I was having lunch with a friend last week, and as usual, we were downloading the activities of our lives. As we expressed frustration with a lack of time, the subject shifted to the frustration with the rising cost of life in general and a shared disappointment in ourselves over our respective families spending habits.
Both of us share a lower middle class background where the cost of any extracurricular activity was a sacrifice and owning designer clothes was out of the question. As young adults, leaving college and earning our first “big” paycheck, we thought we would never spend it all. However, the truth is that we do. So, there we sat, pondering how this happened, but more importantly, how to make sure we are saving enough.
One question I always ask clients is, “What is the best piece of financial advice you’ve ever been given?” This question came to mind as our discussion continued. So, I posed it to my friend. Her answer came without hesitation. “Pay yourself first,” she said. I erupted with laughter because we had found something else to add to our list of things we have in common.
“Pay yourself first” is a simple lesson that I keep learning and teaching over and over. It is so simple and often overlooked, but it works every time. If you think of your monthly contribution to your savings as a bill and include it in your outgoing payments, you won’t miss the money.
When my husband and I got married and developed our savings plan, we realized we could be saving a lot more with our combined income and households than we had as individuals. However, as we began to think through the impact the additional savings would have on our monthly “fun” money, we began to second guess the original dollar figure. In the end, we decided to try it, knowing we could always reduce our monthly savings contribution. So, I set up an automatic payment through our online banking.

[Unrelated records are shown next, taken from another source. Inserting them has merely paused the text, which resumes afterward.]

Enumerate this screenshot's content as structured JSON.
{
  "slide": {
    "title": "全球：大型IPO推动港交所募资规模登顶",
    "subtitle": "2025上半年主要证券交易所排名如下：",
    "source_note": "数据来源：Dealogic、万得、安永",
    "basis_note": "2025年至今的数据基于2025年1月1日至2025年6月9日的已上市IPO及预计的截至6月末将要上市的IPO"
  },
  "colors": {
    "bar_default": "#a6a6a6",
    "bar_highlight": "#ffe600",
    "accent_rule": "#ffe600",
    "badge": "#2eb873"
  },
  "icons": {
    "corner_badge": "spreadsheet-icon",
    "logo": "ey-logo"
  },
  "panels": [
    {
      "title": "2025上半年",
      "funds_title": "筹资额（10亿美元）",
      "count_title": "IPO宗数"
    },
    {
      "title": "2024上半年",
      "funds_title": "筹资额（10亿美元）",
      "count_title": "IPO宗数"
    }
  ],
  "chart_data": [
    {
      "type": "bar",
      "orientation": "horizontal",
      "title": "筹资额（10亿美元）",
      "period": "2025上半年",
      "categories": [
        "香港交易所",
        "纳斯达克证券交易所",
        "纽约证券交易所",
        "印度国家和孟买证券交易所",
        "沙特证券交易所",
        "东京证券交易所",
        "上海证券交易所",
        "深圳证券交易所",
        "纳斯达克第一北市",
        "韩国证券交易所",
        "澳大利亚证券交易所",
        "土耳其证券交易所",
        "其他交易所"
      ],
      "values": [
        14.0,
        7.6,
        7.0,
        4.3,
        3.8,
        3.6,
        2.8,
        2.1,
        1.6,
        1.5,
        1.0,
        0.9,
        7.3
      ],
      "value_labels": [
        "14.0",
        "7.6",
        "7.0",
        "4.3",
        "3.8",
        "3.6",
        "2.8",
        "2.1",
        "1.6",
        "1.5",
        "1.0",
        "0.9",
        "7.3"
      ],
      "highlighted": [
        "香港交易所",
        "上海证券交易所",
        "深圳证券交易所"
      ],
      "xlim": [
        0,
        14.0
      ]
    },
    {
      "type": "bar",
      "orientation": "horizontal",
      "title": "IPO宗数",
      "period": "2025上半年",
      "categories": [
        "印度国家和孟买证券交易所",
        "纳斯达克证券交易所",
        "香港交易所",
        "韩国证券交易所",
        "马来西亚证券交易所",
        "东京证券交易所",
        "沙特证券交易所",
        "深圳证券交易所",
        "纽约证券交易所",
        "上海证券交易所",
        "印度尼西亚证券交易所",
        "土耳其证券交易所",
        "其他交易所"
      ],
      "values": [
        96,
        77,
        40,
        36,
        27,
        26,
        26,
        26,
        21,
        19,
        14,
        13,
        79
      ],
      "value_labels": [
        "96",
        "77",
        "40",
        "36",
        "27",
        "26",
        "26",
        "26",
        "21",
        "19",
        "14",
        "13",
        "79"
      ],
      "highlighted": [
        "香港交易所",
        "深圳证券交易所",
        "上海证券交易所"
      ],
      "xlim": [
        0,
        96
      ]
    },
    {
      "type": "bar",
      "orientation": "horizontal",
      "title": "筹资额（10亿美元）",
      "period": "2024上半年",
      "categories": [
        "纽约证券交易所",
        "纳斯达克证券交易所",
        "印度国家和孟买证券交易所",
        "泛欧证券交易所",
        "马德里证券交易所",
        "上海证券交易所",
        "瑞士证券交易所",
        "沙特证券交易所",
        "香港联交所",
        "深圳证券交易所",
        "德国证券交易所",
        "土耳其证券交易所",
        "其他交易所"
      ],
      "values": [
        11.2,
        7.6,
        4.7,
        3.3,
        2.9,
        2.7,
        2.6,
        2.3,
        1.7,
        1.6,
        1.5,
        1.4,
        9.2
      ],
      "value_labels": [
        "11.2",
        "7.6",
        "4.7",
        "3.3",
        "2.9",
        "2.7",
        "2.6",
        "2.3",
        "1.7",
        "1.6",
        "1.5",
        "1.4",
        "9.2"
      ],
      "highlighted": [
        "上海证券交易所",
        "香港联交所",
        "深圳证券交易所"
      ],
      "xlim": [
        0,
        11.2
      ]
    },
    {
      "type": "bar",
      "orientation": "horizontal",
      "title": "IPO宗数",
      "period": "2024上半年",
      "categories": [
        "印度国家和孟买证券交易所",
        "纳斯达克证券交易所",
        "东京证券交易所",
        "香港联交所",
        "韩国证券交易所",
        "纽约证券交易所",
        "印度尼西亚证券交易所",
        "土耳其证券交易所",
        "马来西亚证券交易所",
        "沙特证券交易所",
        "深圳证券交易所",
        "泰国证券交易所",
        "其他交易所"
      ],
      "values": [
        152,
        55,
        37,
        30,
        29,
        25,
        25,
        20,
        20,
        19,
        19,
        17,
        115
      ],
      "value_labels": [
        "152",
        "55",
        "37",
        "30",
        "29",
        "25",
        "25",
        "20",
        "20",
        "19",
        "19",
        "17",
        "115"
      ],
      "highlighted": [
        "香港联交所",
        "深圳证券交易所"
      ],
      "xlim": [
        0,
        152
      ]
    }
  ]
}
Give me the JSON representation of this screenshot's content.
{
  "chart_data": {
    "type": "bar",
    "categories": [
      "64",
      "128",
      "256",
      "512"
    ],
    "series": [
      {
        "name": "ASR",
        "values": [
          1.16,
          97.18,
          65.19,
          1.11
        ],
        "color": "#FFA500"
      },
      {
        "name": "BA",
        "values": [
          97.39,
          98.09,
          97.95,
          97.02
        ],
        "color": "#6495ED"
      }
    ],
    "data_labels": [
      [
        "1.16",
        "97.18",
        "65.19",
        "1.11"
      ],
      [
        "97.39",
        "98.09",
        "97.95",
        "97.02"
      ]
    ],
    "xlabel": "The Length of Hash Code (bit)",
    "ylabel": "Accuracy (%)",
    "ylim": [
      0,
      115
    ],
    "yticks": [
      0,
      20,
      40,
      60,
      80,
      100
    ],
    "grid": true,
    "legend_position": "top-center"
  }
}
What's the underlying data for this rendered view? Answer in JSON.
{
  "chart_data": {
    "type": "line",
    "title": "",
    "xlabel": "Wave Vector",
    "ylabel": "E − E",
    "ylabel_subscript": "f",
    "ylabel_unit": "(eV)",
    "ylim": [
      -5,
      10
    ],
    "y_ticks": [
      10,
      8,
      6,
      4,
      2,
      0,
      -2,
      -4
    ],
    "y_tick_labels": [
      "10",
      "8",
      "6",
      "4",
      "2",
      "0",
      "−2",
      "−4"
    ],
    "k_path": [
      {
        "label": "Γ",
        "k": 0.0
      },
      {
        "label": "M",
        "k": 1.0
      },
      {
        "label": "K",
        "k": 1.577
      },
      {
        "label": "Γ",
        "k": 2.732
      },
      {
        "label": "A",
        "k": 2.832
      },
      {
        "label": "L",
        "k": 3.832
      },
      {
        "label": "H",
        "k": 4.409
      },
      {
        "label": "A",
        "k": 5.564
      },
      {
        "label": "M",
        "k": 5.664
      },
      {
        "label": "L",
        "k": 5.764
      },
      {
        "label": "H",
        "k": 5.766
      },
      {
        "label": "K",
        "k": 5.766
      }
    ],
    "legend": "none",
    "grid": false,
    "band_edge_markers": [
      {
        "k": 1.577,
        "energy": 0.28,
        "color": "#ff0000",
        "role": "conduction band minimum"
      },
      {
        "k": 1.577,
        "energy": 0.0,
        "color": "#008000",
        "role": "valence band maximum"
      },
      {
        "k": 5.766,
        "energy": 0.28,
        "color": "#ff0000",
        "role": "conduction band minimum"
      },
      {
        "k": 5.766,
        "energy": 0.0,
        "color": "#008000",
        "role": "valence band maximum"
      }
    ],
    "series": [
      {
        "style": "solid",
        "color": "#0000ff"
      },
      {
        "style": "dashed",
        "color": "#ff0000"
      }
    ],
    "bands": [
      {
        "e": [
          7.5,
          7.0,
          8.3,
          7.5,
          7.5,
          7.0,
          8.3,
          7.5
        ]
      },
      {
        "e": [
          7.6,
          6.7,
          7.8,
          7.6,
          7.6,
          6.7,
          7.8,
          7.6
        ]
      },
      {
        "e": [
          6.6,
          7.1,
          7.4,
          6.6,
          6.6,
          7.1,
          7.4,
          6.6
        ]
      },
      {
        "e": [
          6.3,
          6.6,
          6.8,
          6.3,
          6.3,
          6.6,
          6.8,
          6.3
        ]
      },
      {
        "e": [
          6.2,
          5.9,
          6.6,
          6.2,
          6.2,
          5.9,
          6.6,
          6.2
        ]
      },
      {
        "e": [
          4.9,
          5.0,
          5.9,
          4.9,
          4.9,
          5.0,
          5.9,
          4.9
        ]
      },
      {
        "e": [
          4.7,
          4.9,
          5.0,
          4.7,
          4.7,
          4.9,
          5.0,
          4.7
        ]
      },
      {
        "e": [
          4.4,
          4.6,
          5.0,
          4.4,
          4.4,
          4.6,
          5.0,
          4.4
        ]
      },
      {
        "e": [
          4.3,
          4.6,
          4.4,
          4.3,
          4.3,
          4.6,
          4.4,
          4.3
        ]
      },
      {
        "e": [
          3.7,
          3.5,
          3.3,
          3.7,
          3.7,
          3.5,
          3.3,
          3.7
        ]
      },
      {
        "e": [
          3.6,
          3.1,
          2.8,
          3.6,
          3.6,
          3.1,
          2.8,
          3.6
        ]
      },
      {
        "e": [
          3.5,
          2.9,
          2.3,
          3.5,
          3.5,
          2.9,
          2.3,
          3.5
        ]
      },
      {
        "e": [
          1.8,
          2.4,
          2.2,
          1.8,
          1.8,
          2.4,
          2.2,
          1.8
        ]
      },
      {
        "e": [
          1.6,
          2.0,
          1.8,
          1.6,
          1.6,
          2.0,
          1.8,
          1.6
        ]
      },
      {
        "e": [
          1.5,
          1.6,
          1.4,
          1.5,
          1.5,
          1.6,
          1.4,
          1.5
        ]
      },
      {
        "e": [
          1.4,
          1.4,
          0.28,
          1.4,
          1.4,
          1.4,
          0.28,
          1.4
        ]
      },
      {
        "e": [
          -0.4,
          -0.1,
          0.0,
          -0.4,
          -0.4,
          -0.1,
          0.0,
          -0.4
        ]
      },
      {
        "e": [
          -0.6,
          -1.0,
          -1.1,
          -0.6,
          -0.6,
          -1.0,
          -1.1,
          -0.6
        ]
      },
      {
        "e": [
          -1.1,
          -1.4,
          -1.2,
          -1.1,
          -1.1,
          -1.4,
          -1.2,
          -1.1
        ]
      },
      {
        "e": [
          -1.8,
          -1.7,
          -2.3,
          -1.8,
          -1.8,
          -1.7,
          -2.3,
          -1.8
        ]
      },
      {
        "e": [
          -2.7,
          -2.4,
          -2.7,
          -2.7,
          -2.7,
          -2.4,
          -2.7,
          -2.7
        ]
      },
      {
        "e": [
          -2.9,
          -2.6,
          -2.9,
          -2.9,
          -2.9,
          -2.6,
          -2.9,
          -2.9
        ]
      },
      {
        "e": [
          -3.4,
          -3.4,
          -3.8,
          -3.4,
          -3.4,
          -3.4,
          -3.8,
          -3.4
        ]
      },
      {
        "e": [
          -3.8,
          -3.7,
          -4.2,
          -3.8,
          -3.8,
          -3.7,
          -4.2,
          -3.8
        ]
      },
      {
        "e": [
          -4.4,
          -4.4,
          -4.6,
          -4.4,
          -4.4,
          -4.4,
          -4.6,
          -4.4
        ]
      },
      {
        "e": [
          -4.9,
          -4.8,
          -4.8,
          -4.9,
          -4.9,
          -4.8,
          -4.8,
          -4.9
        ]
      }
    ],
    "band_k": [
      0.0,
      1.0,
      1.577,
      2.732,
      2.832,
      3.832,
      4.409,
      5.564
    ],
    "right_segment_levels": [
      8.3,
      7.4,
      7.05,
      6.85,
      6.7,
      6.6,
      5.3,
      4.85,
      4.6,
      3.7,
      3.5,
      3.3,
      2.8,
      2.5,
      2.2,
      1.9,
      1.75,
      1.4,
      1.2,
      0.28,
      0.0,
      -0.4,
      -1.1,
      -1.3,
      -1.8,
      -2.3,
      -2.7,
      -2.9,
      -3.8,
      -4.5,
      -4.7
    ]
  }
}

A month or two went by and an amazing thing happened. My husband asked me if we had started the additional monthly payments. He hadn’t even noticed that the amount of “fun” money had changed. So, once again I learned to pay myself first.
After the initial adjustment is made to the “fun” budget, and the automatic payments are established, you won’t think about the additional payment. It will just become another monthly bill. The difference is this is the only bill that pays you.